Book Reviews: By Rating

Below you’ll find short reviews of the books I’ve read, sorted by rating.

Blindsight
by Peter Watts

Blindsight is a hard sci-fi novel about first contact with aliens in the near future. A crew of four transhumans and a vampire are sent on a spaceship to investigate an anomaly in the solar system after a swarm of alien probes scan Earth.

The Dreaming Void
by Peter F. Hamilton

The Dreaming Void is set in the same universe as to Hamilton’s Commonwealth Saga, but saying that isn’t quite strong enough: it is really a sequel. You pretty much must read the Commonwealth Saga first because half of the characters return, and every major plot point from the earlier books is spoiled in this one.

The Fall of Hyperion
by Dan Simmons

The Fall of Hyperion is a sequel that outshines it’s predecessor. It is everything I was expecting from Hyperion and more! A true masterpiece.

Judas Unchained
by Peter F. Hamilton

The sequel to Pandora’s Star, Judas Unchained continues right where the last one left off, but with the action ramped up to 11. The various storylines and loose threads come together one by one until it’s the good guys racing against the bad guys for the fate of the universe.

Pandora's Star
by Peter F. Hamilton

I couldn’t put Pandora’s Star down! It is a sci-fi book that reads more like a thriller. There were always new mysteries that just a few more pages promised the answers to.

Serpent Valley
by Scott Warren

Serpent Valley, the third book in the War Horses series, is another quick, action-packed read—but without the flaws holding back its predecessors. Easily my favorite of the series so far!

The Causal Angel
by Hannu Rajaniemi

The Causal Angel is the last book in the Jean le Flambeur trilogy. We finally learn le Flambeur was hired to steal the Kaminari Jewel, a Zoku gem with the power to alter reality.

Chevalier
by Scott Warren

Chevalier is a modern reimagining of 1980’s mech sci-fi like Battletech, Gundam, and Macross. It’s a quick, action-packed read—not very deep but highly entertaining—that focuses on making mechs feel like realistic battlefield tech, not magic.

The Evolutionary Void
by Peter F. Hamilton

The final book in Hamilton’s Void Trilogy, The Evolutionary Void, wraps up the series well, but a little too quickly. All the characters and storylines arrive where they’re needed and then the story is over.

The Fractal Prince
by Hannu Rajaniemi

The Fractal Prince is the second book in the Jean le Flambeur series. While the first book, The Quantum Thief, left me underwhelmed, the second book more than lived up to the hype.

Hyperion
by Dan Simmons

Hyperion, was not at all the book I expected. To give you an idea of how much I misjudged it, about a third of the way through I would have rated it two stars and almost put it down, about two-thirds of the way through I was solidly at three stars, and by the end I was up to four. It was not the all-time great I was promised, but it was very good.

The Temporal Void
by Peter F. Hamilton

The second book in Hamilton’s Void Trilogy, The Temporal Void, continues to advance the story, but like many middle books in a trilogy, it does so slowly. Much of this slowness is due to multiple, massive, 200-page chapters following Edeard in the Void.

Ymir
by Scott Warren

Ymir is the second book in the War Horses series, keeping Chevalier’s action and quick pacing while adding more backstory, character development, and a more complex plot.

The Quantum Thief
by Hannu Rajaniemi

The Quantum Thief is a sci-fi novel following the adventures of the gentleman thief Jean le Flambeur as he navigates a futuristic solar system to reclaim his lost memories and pull off an impossible heist.

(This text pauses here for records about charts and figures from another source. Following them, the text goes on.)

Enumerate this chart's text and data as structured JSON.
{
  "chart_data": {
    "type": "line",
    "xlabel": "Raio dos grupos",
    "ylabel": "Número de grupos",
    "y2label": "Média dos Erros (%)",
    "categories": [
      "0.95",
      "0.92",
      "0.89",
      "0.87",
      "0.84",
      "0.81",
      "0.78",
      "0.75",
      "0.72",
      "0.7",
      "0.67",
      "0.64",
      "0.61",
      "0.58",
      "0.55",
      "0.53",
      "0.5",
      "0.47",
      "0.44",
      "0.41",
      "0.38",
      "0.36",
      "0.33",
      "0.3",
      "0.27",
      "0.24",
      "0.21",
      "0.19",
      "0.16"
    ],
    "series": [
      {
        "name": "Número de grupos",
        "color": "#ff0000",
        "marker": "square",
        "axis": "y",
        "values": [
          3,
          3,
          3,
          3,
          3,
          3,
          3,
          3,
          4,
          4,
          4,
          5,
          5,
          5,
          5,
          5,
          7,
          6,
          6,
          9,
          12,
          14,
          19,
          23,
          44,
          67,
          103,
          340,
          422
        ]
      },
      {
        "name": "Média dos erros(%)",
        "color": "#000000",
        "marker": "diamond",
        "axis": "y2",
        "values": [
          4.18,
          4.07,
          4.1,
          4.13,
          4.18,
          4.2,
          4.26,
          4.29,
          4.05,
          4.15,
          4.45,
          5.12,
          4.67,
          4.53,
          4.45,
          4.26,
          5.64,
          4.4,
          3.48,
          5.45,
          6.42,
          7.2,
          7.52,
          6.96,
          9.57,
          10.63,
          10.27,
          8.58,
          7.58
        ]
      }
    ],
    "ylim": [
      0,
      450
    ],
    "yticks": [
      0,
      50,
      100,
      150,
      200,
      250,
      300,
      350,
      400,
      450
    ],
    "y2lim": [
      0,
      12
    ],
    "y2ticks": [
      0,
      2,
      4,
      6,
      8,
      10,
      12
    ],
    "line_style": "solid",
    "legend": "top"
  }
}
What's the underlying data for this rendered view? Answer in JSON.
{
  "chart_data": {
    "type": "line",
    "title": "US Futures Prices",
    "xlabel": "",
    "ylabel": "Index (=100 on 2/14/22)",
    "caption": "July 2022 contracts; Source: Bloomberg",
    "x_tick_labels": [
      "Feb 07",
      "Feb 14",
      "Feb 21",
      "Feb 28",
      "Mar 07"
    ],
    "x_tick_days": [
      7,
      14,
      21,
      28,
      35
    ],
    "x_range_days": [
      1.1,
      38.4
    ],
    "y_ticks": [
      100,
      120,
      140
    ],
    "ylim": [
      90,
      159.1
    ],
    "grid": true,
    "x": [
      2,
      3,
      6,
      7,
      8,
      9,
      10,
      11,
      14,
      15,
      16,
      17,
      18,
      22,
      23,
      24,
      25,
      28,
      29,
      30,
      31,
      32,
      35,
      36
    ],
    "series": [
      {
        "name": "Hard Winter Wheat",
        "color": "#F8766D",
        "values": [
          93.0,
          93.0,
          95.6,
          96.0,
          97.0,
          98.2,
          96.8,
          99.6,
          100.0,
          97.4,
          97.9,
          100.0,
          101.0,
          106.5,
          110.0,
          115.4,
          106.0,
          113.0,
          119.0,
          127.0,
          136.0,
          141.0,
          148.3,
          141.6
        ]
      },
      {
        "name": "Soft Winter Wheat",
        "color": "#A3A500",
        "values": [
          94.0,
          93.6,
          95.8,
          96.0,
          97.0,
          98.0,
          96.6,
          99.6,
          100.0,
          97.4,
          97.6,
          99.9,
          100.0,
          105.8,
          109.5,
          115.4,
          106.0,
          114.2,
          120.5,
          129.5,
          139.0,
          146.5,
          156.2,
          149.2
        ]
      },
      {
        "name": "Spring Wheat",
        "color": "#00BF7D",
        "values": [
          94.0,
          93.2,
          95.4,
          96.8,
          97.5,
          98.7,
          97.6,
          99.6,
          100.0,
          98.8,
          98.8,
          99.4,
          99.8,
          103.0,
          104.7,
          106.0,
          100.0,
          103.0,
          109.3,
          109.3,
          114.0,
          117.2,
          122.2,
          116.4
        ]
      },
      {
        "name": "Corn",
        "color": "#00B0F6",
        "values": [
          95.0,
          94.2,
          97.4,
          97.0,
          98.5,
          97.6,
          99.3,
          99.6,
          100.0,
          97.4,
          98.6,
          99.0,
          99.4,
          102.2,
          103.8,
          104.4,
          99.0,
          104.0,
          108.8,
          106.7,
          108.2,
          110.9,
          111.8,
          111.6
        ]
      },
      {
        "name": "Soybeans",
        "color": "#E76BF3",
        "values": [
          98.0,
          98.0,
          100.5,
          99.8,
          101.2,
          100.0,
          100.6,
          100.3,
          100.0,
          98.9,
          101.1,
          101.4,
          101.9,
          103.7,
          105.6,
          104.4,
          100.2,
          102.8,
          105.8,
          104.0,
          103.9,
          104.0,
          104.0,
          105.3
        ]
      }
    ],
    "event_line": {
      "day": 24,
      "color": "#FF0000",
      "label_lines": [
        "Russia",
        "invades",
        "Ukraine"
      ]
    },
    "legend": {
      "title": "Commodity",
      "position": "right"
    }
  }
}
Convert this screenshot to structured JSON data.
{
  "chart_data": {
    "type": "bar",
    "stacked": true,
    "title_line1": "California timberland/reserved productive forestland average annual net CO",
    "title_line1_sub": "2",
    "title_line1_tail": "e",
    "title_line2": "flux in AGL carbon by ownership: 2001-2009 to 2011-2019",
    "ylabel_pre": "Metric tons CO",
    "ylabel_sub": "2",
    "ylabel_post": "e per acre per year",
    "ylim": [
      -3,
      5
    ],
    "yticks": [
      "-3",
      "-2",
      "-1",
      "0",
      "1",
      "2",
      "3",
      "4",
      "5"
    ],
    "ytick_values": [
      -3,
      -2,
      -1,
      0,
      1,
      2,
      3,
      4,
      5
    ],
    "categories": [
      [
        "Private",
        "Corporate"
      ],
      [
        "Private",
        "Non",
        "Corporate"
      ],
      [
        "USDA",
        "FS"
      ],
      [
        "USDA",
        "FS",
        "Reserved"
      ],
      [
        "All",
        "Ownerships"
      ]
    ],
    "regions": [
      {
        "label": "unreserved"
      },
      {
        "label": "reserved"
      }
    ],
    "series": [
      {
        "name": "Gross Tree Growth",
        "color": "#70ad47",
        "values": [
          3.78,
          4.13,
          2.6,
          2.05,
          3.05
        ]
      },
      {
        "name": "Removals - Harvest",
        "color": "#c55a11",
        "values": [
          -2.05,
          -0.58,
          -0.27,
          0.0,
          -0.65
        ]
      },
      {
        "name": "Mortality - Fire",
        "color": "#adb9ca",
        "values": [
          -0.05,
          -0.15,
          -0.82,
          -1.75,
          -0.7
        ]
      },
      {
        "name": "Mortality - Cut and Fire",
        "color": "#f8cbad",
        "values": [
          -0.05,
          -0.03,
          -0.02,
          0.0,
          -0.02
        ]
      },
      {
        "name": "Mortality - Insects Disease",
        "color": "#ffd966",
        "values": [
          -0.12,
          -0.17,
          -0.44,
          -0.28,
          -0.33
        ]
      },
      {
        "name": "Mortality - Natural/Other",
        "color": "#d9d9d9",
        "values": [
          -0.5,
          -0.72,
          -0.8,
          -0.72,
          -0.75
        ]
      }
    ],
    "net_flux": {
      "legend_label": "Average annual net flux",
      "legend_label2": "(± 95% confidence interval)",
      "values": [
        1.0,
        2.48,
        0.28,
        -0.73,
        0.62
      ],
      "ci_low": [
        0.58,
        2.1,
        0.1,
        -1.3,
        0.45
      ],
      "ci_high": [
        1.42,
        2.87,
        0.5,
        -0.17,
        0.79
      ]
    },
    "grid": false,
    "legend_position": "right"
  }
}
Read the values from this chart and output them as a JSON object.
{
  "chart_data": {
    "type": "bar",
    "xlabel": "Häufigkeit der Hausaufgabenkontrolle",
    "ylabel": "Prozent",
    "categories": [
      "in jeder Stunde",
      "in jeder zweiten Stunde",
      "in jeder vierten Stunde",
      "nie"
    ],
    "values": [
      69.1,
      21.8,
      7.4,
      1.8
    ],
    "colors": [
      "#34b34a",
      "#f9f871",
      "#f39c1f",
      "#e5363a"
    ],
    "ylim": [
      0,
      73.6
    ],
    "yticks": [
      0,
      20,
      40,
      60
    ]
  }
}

There Is No Antimemetics Division
by qntm

There Is No Antimemetics Division is a book based in the SCP universe. It explores the idea of anti-memes—ideas that either can’t be thought, quickly drop out of your memory when you stop focusing on them, or are dangerous to think—and how you might contain a force you literally can’t remember.

Consider Phlebas
by Iain M. Banks

I’ve been meaning to read Banks’s Culture series for more than two decades, so I was excited to finally get started. Unfortunately, Consider Phlebas was not a great introduction.

The Three-Body Problem
by Liu Cixin

The Three-Body Problem was recommended as a exciting, hard-scifi book full of new ideas. I was eager to read it, having just gotten back into fiction. I bought it for my flight from Melbourne to San Francisco and I threw it in the airport trash as I got off the plane.